投資信託を始める前に

投資信託なら「投資信託を始める前に」へ! - 最悪リスクの推定


標準偏差から最悪リスクを想定する

確率統計学の基礎ともいえる標準偏差。学生の時に学校で標準偏差を習った記憶はあるけれども、全く覚えていない。σ(シグマ)という記号を書いた覚えはあるけれども、意味を全く覚えていないという人も多いのではないでしょうか?確率分布を習ったのは、おそらく、クラスの平均身長の分布を計算するといった問題や、クラスのテストの点数の分散具合を計算すると言った問題ではじめて習ったのではないかと思います。標準偏差は、ある集団についてのデータがどのように分布しているかを表すものです。確率統計では、その分布はその集団の代表的な値(中心の値)から左右対称に広がっていることを前提に、その中心値から−σ~+σの間に全体のデータのおおよそ68%のデータ、−2σ~+2σの間に全体のデータのおおよそ95%のデータが含まれます。さらに−3σ~+3σの間に全体のデータのおおよそ99.7%のデータが含まれます。
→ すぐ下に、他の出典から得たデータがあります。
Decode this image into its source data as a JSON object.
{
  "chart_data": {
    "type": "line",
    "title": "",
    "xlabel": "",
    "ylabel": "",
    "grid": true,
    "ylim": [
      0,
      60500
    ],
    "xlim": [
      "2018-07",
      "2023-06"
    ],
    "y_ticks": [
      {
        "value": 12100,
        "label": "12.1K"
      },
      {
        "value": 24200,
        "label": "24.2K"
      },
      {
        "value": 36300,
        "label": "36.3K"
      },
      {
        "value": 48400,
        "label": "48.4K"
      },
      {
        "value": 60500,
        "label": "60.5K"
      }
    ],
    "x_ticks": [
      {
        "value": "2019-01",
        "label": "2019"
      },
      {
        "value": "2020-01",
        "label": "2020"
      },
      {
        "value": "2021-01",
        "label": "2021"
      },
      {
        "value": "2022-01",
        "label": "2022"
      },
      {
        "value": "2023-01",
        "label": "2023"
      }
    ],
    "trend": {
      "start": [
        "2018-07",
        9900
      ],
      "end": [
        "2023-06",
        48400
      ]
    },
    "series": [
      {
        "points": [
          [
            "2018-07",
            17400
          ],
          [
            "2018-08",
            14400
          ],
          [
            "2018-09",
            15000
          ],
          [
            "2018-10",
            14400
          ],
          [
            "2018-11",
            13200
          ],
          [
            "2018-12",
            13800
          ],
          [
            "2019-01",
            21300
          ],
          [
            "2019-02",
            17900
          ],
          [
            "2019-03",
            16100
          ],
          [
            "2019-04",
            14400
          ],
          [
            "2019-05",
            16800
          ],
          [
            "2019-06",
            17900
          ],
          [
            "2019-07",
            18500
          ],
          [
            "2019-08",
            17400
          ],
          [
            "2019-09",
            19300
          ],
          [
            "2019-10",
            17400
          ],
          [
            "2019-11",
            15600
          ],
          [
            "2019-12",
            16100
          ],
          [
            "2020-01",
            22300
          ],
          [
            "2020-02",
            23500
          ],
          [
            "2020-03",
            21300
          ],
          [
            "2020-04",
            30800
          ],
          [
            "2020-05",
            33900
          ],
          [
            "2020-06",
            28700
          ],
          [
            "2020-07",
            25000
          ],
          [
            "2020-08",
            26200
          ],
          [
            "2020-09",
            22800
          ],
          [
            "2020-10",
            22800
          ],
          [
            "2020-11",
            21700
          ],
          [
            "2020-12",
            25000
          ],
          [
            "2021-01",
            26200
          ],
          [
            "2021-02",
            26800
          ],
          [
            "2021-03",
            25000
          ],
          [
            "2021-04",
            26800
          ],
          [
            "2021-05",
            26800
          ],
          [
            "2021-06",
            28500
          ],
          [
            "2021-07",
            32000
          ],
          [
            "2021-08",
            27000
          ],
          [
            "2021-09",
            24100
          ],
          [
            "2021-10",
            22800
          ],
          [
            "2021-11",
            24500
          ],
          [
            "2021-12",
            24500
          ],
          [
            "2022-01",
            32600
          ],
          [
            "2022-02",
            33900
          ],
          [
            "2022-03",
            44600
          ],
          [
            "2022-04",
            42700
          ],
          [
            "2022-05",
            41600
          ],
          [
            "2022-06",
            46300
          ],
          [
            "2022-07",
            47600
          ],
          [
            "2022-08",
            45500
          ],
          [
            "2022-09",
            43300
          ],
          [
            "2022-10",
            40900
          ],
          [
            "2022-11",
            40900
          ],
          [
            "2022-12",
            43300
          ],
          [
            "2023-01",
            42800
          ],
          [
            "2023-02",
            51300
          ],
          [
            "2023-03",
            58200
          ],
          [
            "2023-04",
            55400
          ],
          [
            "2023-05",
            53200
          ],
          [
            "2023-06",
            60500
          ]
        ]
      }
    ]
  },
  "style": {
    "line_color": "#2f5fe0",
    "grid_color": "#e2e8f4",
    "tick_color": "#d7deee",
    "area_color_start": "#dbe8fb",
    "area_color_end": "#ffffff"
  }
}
この−3σ~+3σの範囲になると、もはやほとんどのデータがこの中に含まれる地点であると言えますね。つまり、この確率論を使うことで、最悪の株価下落の確率を推定することができます。標準偏差でリスクを考え、マイナス2σで最悪のケースを想定すれば、リスクが限度を超えないように自分で資金のコントロールをしながら、資産形成を効率的に行うことができるわけです。